Diaz & Kauanui (2001) discuss triangulation as a methodology and specific politics. While triangulation is a fairly common component of research methodology, their use of the term insists on the "sense of one's place at all times" amidst unstable points of reference. Maintaining an emphasis on sociohistorical, geographical and political positionalities when practicing feminist methodologies is something that we discussed in class last week, but for me Diaz & Kauanui's description helped me further conceptualize those positionalities not as static descriptors (white, cisgender, nondisabled, etc), but relations that I work through and within.
The relationality of positioning is further illuminated for me through Abu-Lughod's (1991) essay when she asserts the difficulty of writing for multiple audiences. She claims that feminist anthropologists write for two groups who have different definitions of accountability.

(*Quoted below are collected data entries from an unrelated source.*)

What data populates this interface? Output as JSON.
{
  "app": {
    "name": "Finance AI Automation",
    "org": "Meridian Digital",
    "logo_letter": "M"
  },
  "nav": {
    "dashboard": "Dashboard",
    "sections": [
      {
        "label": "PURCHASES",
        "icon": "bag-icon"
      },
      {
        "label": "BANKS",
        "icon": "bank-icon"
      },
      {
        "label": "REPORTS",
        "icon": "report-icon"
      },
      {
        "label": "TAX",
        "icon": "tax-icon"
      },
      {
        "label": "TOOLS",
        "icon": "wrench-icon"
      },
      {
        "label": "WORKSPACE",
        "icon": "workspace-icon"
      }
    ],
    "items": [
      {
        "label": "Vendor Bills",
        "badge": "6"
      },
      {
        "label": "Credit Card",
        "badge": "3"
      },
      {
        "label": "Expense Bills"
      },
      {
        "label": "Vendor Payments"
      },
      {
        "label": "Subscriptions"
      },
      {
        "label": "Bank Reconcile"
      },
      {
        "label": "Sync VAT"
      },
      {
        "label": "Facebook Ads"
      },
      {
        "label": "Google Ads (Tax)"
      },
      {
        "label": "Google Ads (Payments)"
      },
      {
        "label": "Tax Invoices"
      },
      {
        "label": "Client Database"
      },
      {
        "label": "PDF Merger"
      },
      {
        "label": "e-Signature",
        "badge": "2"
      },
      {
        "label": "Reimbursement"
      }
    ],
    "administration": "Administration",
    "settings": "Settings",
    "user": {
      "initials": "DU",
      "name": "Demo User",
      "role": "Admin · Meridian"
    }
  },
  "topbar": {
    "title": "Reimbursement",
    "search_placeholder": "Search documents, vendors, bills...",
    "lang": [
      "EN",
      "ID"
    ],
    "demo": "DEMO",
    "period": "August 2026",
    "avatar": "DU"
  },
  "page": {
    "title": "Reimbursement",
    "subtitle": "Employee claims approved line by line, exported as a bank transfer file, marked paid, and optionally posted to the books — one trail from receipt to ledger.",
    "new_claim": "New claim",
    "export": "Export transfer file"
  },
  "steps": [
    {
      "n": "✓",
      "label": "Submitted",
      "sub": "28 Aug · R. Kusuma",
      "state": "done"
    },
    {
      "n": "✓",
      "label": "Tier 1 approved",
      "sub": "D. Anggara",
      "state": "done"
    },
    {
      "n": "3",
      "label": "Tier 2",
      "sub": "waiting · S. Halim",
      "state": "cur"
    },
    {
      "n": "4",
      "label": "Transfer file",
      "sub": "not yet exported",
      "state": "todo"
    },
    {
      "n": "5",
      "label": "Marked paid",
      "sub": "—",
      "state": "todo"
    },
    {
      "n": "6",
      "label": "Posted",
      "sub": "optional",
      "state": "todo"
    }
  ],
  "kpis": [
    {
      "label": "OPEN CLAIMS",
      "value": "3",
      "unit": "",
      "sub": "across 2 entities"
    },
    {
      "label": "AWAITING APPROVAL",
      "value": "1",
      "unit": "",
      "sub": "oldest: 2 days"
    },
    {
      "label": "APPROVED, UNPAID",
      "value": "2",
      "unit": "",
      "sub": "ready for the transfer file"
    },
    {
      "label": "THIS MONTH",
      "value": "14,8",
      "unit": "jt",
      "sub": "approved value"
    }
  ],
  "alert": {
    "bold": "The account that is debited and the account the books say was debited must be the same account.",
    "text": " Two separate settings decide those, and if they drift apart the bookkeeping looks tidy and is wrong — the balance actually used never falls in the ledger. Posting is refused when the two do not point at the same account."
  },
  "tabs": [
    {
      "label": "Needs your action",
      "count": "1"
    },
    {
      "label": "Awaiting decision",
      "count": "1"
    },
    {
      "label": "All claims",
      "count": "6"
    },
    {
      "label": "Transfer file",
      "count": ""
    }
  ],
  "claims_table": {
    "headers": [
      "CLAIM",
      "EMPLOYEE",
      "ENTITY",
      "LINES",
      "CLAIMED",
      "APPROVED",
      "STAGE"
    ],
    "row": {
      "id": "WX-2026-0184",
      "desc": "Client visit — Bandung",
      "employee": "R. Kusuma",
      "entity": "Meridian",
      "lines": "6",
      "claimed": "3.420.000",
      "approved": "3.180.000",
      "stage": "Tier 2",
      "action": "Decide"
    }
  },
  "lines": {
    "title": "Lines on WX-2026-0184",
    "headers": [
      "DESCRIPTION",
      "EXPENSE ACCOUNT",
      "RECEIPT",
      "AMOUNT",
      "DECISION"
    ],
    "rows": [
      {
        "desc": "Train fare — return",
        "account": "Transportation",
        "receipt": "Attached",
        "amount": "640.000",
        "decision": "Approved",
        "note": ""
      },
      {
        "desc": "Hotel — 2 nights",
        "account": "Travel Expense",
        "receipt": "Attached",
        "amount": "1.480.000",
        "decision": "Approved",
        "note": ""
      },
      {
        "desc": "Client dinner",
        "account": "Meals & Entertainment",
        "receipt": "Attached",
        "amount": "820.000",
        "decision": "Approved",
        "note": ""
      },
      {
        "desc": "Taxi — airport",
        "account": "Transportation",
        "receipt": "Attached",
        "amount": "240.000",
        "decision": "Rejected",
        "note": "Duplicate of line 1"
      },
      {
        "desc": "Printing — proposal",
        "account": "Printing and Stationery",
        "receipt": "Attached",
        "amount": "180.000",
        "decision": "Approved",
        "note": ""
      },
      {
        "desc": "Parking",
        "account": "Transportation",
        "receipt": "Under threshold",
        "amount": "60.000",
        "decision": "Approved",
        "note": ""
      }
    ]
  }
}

This dynamic is coming into play within my own work. My dissertation will (hopefully) examine how the most current prenatal testing technologies impacts parents' and physicians' understandings of disability, as well as how this new form of testing impacts decisions about bringing disabled people into the world. There are several tensions among and between my audiences. First, medical/clinical contexts are not often studied within disability studies. I'm using feminist science studies as a framework through which to analyze the production of knowledge about disability within clinical context, and for many disability studies scholars, that is not quite good enough. I hope to center my work on an understanding of disability both as a subject position and a set of meanings that can be constituted through close relation or affinity with disability. At the same time, the debates around prenatal testing have often left disability studies scholars/activists and feminist scholars/activists in disagreement. How can one be pro-people with disabilities while also being pro-choice? I think this should be the goal. But it has not always worked in the past. This is all to say that I find myself with multiple "audiences," some of which have disparate views about my topic.
I hope to declare my positionalities in relation to my audiences (serving here as those shifting reference points that Diaz & Kauanui describe). However, even as I glean the use of triangulation as methodology, Diaz & Kauanui's use is limiting for me in their emphasis on an "unambiguous sense of one's place at all times." When I consider my positionalities within disability studies, for instance, I DON'T always know how to measure or analyze the distance from one audience or place to another. I describe myself as "nondisabled," but I describe my partner as "disabled." (This binary is problematic, of course, but perhaps it is more problematic if I claim that "we are all disabled.") To say that I have "nondisabled" privilege is true, but it is true in so many and in contradictory ways that it almost loses its meaning. How then, do I signify my positionalities without reifying those sets of social relations? How do I communicate those relational positions in ways that multiple audiences will recognize?